Le rôle du politique est de veiller à l’équilibre de la société et à une juste répartition des richesses produites, mais quand il s'agit de l'emploi, il faut surtout simplifier ce qui est du rôle de l’état, à savoir l'administration et les réglementations en tous genres.
Réponse de le 10/07/2017 à 18:40 :
dans un sens vous n'avez pas tord, je connais une entreprise florissante qui a bloqué sa boîte à 50 employés pour ne pas se trouver avec syndicats ce etc sur le dos.
C'est le choix des gouvernements d'avoir inventé ces seuils à une époque ou l'embauche était plethorique.
Mais un patron peut très bien gagner sa vie avec 10 employés ou 50 et pas besoin de plus pour vivre, si on veut de l'embauche on déplace les seuils, ça ne coûterait qu'une signature de Macron, rien que ça et les mecs laisseraient glisser au niveau suivant.
a écrit le 05/07/2017 à 10:58 :
des architectes sans batisseurs au pied du mur
a écrit le 05/07/2017 à 9:48 :
"On guettera avec attention l'appréciation des dirigeants du projet de loi de finances 2018.". La messe est dite, les chefs d'entreprises sont plus intéressés par les cadeaux que leur fait le gouvernement Macron que par la perspective d'embaucher. Le "détricotage" du Droit du Travail, c'est une action idéologique, néolibérale pour signifier
au "peuple" que ce qu'il a acquis légitimement au fil du temps ne l'est plus aujourd'hui.
Que le "peuple"devra désormais se contenter de ce que les riches voudront bien lui laisser. Le retour à la lutte des classes est inévitable ET souhaitable pour mettre un coup d'arrêt à une dictature néolibérale qui se sent pousser des ailes.
Réponse de le 05/07/2017 à 10:53 :
Je partage votre position.
On essaie de nous faire croire que la lutte des classes est désuète alors qu'elle n' a jamais été aussi légitime depuis ces dernières décennies.
Les idées néolibérales telle que le ruissellement (plus les riches s'enrichissent, plus leur richesse ruisselle sur les classes sociales inférieures) et l'effet positif de l'assouplissement de la protection du salarié sur les embauches ne sont que des croyances instillées par le capitalisme.
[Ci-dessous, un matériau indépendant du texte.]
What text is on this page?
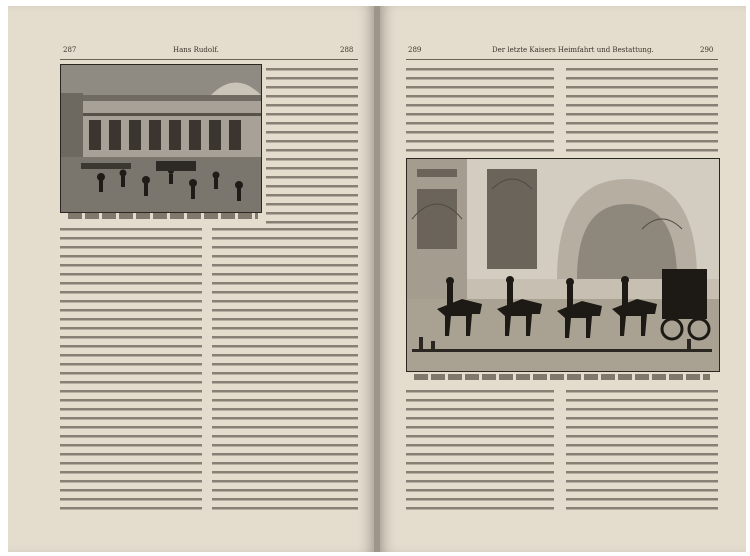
287	Hans Rudolf.	288	289	Der letzte Kaisers Heimfahrt und Bestattung.	290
Non seulement,elles ne se sont jamais vérifiées mais elles produisent, en réalité , l'effet contraire.
a écrit le 05/07/2017 à 9:16 :
Parce que la "confiance" est subjective par définition et n'est certainement pas un élément à prendre en compte de ce fait, on peut tout lui faire dire. C'est comme en météo de nous parler de froid ressenti et de nous proposer des chiffres inférieurs à la réalité !

On valide le faux comme information, c'est autant pervers que dangereux.